Le Seigneur, à qui il a plu de te rappeler auprès de lui, a certainement d'autres tâches et missions à te confier. Et nous sommes persuadés que tu les accompliras avec les mêmes déterminations et dévouement. A Séguéla, nos chefs, au moment de nous mettre en rang pour les corvées, demandaient au plus grand de taille de se poser en élément de base. Tu étais le plus grand et nous avions pris l'habitude, de ce fait, de t'appeler encore jusqu'à ta disparition, Echimane de base.
Derrière toi, il y avait dans le rang, par ordre décroissant, Fian, Assemian, Gbagbo Laurent, Wouné Bléka, Ali Kéita, Vamissa Koné, Laurent Akoun, Séry Bailly; les autres au milieu, Aphing Kouassi René, Yao Gbaka, Bouan Kan Emile, N'Dori Raymond, Kodjo Richard et Zokou Gogoua se disputent la queue.

Une bande de taulards au moral d'acier.

Beaucoup nous ont quittés : Ayé Jean-Pierre, Djeni Kobena, Enoh Augustin, Kadio Morokro Jean, Kouassi Emile, Niangoran Porquet Séraphin, Touré Sarata, Wouné Bléka et tu viens, malheureusement, d'allonger la liste.
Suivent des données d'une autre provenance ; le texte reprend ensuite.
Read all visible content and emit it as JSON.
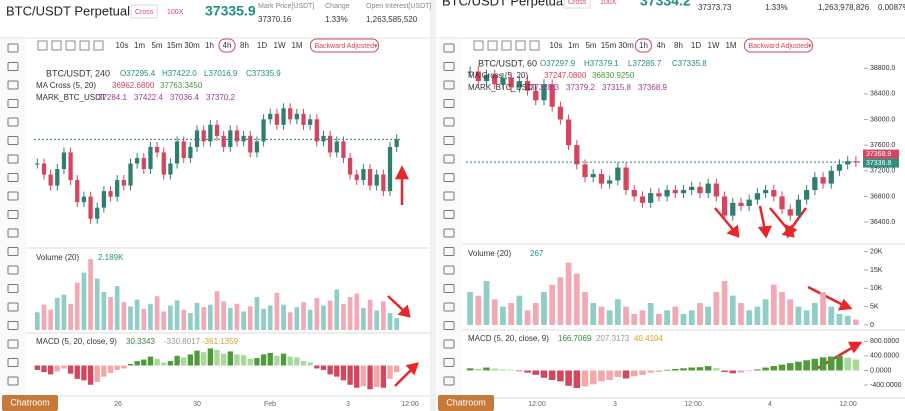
{
  "left": {
    "title": "BTC/USDT Perpetual",
    "margin": "Cross",
    "leverage": "100X",
    "last_price": "37335.9",
    "stats": [
      {
        "label": "Mark Price[USDT]",
        "value": "37370.16"
      },
      {
        "label": "Change",
        "value": "1.33%"
      },
      {
        "label": "Open Interest[USDT]",
        "value": "1,263,585,520"
      }
    ],
    "intervals": [
      "10s",
      "1m",
      "5m",
      "15m",
      "30m",
      "1h",
      "4h",
      "8h",
      "1D",
      "1W",
      "1M"
    ],
    "active_interval": 6,
    "adjust": "Backward Adjusted▾",
    "legend": {
      "symbol": "BTC/USDT, 240",
      "ohlc": [
        "O37295.4",
        "H37422.0",
        "L37016.9",
        "C37335.9"
      ],
      "ma": "MA Cross (5, 20)",
      "ma_values": [
        "36962.6800",
        "37763.3450"
      ],
      "mark": "MARK_BTC_USDT",
      "mark_values": [
        "37284.1",
        "37422.4",
        "37036.4",
        "37370.2"
      ]
    },
    "closes": [
      36900,
      36700,
      36500,
      36800,
      37100,
      36600,
      36200,
      36300,
      35900,
      36100,
      36400,
      36300,
      36600,
      36500,
      36900,
      37000,
      36800,
      37200,
      37100,
      36700,
      36900,
      37300,
      37000,
      37200,
      37500,
      37300,
      37600,
      37400,
      37200,
      37500,
      37300,
      37400,
      37100,
      37300,
      37700,
      37800,
      37600,
      37900,
      37700,
      37800,
      37600,
      37700,
      37300,
      37400,
      37100,
      37300,
      37000,
      36700,
      36600,
      36800,
      36500,
      36700,
      36400,
      37200,
      37336
    ],
    "volume": {
      "label": "Volume (20)",
      "last": "2.189K",
      "values": [
        2.1,
        3.0,
        2.4,
        3.8,
        4.2,
        3.1,
        5.6,
        6.8,
        8.4,
        6.1,
        4.5,
        3.9,
        5.2,
        3.3,
        2.8,
        3.6,
        2.5,
        3.1,
        4.0,
        2.2,
        2.9,
        3.5,
        2.4,
        2.0,
        3.2,
        2.7,
        3.0,
        4.6,
        3.4,
        2.6,
        3.1,
        2.2,
        2.8,
        3.9,
        2.5,
        2.9,
        4.4,
        3.0,
        2.1,
        2.7,
        3.3,
        2.4,
        3.8,
        2.9,
        3.5,
        4.8,
        3.1,
        3.9,
        4.3,
        2.6,
        3.6,
        2.3,
        3.4,
        2.0,
        1.4
      ]
    },
    "macd": {
      "label": "MACD (5, 20, close, 9)",
      "values_text": [
        "30.3343",
        "-330.8017",
        "-361.1359"
      ],
      "histogram": [
        -60,
        -90,
        -120,
        -80,
        -40,
        -110,
        -180,
        -200,
        -260,
        -220,
        -150,
        -100,
        -60,
        -40,
        20,
        60,
        80,
        120,
        90,
        40,
        60,
        130,
        110,
        150,
        200,
        180,
        230,
        210,
        160,
        190,
        150,
        140,
        90,
        100,
        150,
        170,
        130,
        160,
        120,
        110,
        60,
        40,
        -40,
        -60,
        -120,
        -150,
        -200,
        -260,
        -300,
        -280,
        -320,
        -290,
        -300,
        -180,
        -90
      ]
    },
    "x_labels": [
      "26",
      "30",
      "Feb",
      "3",
      "12:00"
    ],
    "chatroom": "Chatroom"
  },
  "right": {
    "title": "BTC/USDT Perpetual",
    "margin": "Cross",
    "leverage": "100X",
    "last_price": "37334.2",
    "stats": [
      "37373.73",
      "1.33%",
      "1,263,978,826",
      "0.0087%"
    ],
    "intervals": [
      "10s",
      "1m",
      "5m",
      "15m",
      "30m",
      "1h",
      "4h",
      "8h",
      "1D",
      "1W",
      "1M"
    ],
    "active_interval": 5,
    "adjust": "Backward Adjusted▾",
    "legend": {
      "symbol": "BTC/USDT, 60",
      "ohlc": [
        "O37297.9",
        "H37379.1",
        "L37285.7",
        "C37335.8"
      ],
      "ma": "MA Cross (5, 20)",
      "ma_values": [
        "37247.0800",
        "36830.9250"
      ],
      "mark": "MARK_BTC_USDT",
      "mark_values": [
        "37328.3",
        "37379.2",
        "37315.8",
        "37368.9"
      ]
    },
    "ylim": [
      36120,
      38960
    ],
    "yticks": [
      {
        "value": 38800,
        "label": "38800.0"
      },
      {
        "value": 38400,
        "label": "38400.0"
      },
      {
        "value": 38000,
        "label": "38000.0"
      },
      {
        "value": 37600,
        "label": "37600.0"
      },
      {
        "value": 37200,
        "label": "37200.0"
      },
      {
        "value": 36800,
        "label": "36800.0"
      },
      {
        "value": 36400,
        "label": "36400.0"
      }
    ],
    "price_labels": [
      "37368.9",
      "37336.8"
    ],
    "closes": [
      38750,
      38600,
      38700,
      38550,
      38650,
      38500,
      38600,
      38450,
      38300,
      38550,
      38200,
      38000,
      37600,
      37300,
      37100,
      37150,
      37000,
      37050,
      37250,
      36900,
      36800,
      36700,
      36850,
      36800,
      36900,
      36850,
      36900,
      36950,
      36850,
      37000,
      36800,
      36500,
      36700,
      36650,
      36750,
      36850,
      36900,
      36800,
      36600,
      36500,
      36750,
      36900,
      37100,
      37000,
      37200,
      37300,
      37350,
      37336
    ],
    "volume": {
      "label": "Volume (20)",
      "last": "267",
      "ylim": [
        0,
        21000
      ],
      "yticks": [
        {
          "value": 20000,
          "label": "20K"
        },
        {
          "value": 15000,
          "label": "15K"
        },
        {
          "value": 10000,
          "label": "10K"
        },
        {
          "value": 5000,
          "label": "5K"
        },
        0
      ],
      "values": [
        9000,
        8000,
        12000,
        7000,
        5000,
        6000,
        8000,
        4000,
        6000,
        9000,
        11000,
        13000,
        17000,
        14000,
        9000,
        6000,
        5000,
        4000,
        7000,
        5000,
        3000,
        4000,
        6000,
        3000,
        4000,
        5000,
        3000,
        4000,
        6000,
        5000,
        9000,
        12000,
        8000,
        6000,
        4000,
        5000,
        7000,
        11000,
        9000,
        7000,
        5000,
        4000,
        6000,
        9000,
        5000,
        3000,
        2500,
        1500
      ]
    },
    "macd": {
      "label": "MACD (5, 20, close, 9)",
      "values_text": [
        "166.7069",
        "207.3173",
        "40.4104"
      ],
      "ylim": [
        -700,
        1000
      ],
      "yticks": [
        {
          "value": 800,
          "label": "800.0000"
        },
        {
          "value": 400,
          "label": "400.0000"
        },
        {
          "value": 0,
          "label": "0.0000"
        },
        {
          "value": -400,
          "label": "-400.0000"
        }
      ],
      "histogram": [
        60,
        40,
        80,
        50,
        30,
        20,
        -20,
        -60,
        -120,
        -200,
        -260,
        -300,
        -420,
        -480,
        -440,
        -380,
        -300,
        -260,
        -180,
        -220,
        -160,
        -120,
        -60,
        -40,
        20,
        40,
        60,
        80,
        90,
        120,
        60,
        -40,
        -80,
        -60,
        -20,
        30,
        80,
        120,
        160,
        200,
        240,
        280,
        320,
        360,
        380,
        400,
        350,
        300
      ]
    },
    "x_labels": [
      "12:00",
      "3",
      "12:00",
      "4",
      "12:00"
    ],
    "chatroom": "Chatroom"
  }
}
Echimane, sois sûr et certain que tu resteras gravé dans nos esprits et nos c?urs, à jamais.
Nous sommes venus nombreux ce soir pour te rendre cet ultime hommage, conduit par
- Hoba Albert notre adjudant de compagnie, Secrétaire général du Ces.

- Madame et les enfants Echimane, sachez que nous serons toujours à vos côtés comme une famille sur laquelle vous pouvez compter.

Tous ceux qui sont ici présents et absents, se joignent à moi pour te souhaiter en ch?ur un très doux repos éternel, Echimane.